Beginners testing methodology

Rebel · Post by **Rebel** » Tue Jun 19, 2012 11:12 am

I am planning to write a couple of technical pages for starting programmers. One is already finished and posted here, The value of an evaluation function, currently in progress is a study about depth and diminishing returns.

I also want to write something about a good testing methodology for the average chess programmer who has only 1 or 2 quads. I am a newbie myself here, in my active days playing thousands of games on Pentium 90 / 266 / 450 was not an option and so I can use some advice. Two questions:

1. Say you play 1/1 games on a quad then how many threads can you start? When you use 4 threads are the timings still reliable with all the interventions of the OS? Or is it just better to use 3 threads?

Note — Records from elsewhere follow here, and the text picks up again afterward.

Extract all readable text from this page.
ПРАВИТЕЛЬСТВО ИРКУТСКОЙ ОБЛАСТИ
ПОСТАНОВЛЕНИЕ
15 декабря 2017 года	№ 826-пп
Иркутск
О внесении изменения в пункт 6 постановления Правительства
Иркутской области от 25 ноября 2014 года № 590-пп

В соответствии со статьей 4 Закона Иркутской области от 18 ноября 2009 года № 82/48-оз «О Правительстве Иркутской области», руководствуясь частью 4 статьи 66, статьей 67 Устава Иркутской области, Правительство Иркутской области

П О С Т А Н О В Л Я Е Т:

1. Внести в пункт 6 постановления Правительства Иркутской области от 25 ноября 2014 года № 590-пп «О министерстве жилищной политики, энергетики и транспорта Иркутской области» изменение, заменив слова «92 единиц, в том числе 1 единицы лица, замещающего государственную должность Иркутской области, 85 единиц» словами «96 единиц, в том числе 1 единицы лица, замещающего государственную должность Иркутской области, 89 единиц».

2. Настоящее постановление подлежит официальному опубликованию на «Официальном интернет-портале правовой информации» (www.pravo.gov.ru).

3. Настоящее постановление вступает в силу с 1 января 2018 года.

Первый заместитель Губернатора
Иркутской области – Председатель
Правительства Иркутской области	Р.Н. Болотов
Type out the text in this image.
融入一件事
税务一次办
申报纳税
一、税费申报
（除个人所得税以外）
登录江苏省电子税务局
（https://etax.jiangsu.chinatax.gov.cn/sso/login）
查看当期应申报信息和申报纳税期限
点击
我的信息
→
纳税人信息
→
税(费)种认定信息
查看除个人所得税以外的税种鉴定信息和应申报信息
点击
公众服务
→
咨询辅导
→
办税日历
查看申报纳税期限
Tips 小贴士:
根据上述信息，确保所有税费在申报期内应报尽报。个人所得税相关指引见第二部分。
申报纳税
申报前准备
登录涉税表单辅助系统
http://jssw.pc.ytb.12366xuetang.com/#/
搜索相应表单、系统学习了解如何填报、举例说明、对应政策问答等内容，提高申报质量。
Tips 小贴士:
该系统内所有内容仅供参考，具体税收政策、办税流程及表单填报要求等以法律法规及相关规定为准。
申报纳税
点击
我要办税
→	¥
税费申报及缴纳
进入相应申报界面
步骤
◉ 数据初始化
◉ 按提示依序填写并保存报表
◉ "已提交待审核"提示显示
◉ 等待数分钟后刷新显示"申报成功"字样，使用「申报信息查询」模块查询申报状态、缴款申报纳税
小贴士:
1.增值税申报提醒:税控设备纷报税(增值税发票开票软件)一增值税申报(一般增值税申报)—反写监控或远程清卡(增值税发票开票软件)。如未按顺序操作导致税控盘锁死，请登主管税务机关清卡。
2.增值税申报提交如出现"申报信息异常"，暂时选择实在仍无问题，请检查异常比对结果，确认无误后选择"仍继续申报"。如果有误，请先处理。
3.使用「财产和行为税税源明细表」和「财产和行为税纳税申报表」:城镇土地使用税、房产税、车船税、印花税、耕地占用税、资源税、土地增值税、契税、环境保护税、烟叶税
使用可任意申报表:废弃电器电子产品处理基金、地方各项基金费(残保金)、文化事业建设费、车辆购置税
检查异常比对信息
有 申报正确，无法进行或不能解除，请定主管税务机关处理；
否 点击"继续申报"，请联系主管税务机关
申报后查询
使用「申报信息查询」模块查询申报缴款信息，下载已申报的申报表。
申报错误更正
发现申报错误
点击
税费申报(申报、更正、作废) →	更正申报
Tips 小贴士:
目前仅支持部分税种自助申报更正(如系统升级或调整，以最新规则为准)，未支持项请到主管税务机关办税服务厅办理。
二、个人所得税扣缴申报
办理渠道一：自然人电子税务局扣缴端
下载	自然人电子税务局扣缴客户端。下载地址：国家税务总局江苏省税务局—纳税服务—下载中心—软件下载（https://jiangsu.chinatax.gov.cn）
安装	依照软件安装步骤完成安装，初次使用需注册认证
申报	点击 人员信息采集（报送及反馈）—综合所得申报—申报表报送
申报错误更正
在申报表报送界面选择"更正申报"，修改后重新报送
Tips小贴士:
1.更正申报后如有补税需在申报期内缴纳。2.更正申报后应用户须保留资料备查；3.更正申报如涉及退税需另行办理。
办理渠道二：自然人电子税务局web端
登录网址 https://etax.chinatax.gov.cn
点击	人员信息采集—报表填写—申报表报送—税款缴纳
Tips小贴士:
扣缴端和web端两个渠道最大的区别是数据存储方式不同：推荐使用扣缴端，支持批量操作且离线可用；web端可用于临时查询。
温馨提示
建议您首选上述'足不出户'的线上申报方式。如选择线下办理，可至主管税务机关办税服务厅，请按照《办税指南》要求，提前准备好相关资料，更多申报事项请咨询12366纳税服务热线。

2. Is there something like an increasing reliability when you increase the time control? An example:

Playing 5000 1/all games is as reliable as 2500 5/all games ?

velmarin · Post by **velmarin** » Tue Jun 19, 2012 12:21 pm

Thanks Ed,

The first one I followed, very interesting,
Sometimes we tend to value too much, it may not be necessary.

Thank you very much for all your pages. very instructive.

Kempelen · Post by **Kempelen** » Tue Jun 19, 2012 1:56 pm

Rebel wrote:I am planning to write a couple of technical pages for starting programmers. One is already finished and posted here, The value of an evaluation function, currently in progress is a study about depth and diminishing returns.

Hi Ed, your analysis and results are very interesting.

Rebel wrote:I also want to write something about a good testing methodology for the average chess programmer who has only 1 or 2 quads. I am a newbie myself here, in my active days playing thousands of games on Pentium 90 / 266 / 450 was not an option and so I can use some advice. Two questions:

This would also be interesting for non-beginners programmers also, at least for me

Rebel wrote: 1. Say you play 1/1 games on a quad then how many threads can you start? When you use 4 threads are the timings still reliable with all the interventions of the OS? Or is it just better to use 3 threads?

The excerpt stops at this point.